TENSIONS DE NOTRE MONDE ACTUEL

L’ouverture de l’Évangile au monde païen constitue la pointe du récit. L’église de Matthieu devait alors vivre une tension marquée entre un christianisme judéo-chrétien strict et un christianisme pagano-chrétien. Pour l’évangéliste, lui-même juif, les privilèges du peuple élu sont désormais accessibles aux païens ; la foi peut frayer aux étrangers un chemin vers le Christ.

Nous sommes appelés, ce dimanche, à attiser notre sens de l’universalisme tel que revendiqué et rêvé par les hommes généreux de notre temps, l’égalité des droits pour tous, la dignité identique de tout être humain.

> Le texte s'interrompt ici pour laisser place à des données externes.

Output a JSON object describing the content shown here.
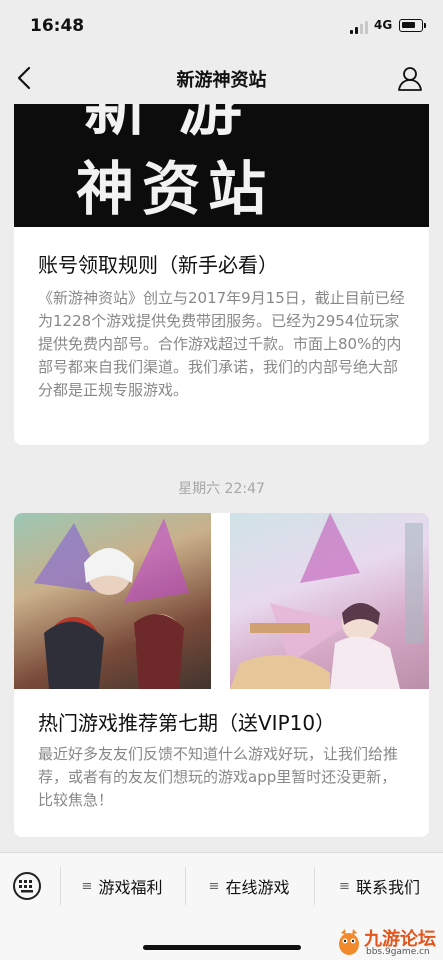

Notre monde aspire à la fraternité universelle et la Parole de Dieu nous invite à cet universalisme tout autrement que la sagesse humaine. Ce ne sont pas des principes universels qui sont ici proclamés, mais une grâce qui secoue l’histoire de l’humanité et tente d’impliquer tous et chacun de nous, nous rappelant ce que nous avons à faire pour y travailler efficacement. Il est vrai que les voies de Dieu nous demeurent mystérieuses : le choix des uns et le renvoie des autres. Mais de fait, c’est Jésus que Dieu a choisi pour réaliser cette unité entre les humains, et si le choix comme les ruptures marque inévitablement nos relations humaines, la grâce nous pousse vers des réconciliations, l’unité est toujours à faire. Jésus nous en trace ici les voies lorsqu’il franchit les frontières de la Palestine et étend aux étrangers les privilèges des siens. Et c’est au milieu de cette histoire et de ce temps marqués par des choix et des ruptures, qu’il ouvre les voies de la réconciliation et de l’universalisme. La grande histoire de toute pastorale, qu’il s’agisse de la demande des sacrements par des incroyants, de chrétiens marginalisés par l’Église ou du désir d’inter communion entre frères séparés…

Femme, ta foi est grande ! Voilà comment il devient possible de transfigurer les non de Dieu à qui Le prie, en des oui , prières de foi auxquelles le Christ lui-même n’a pu résister.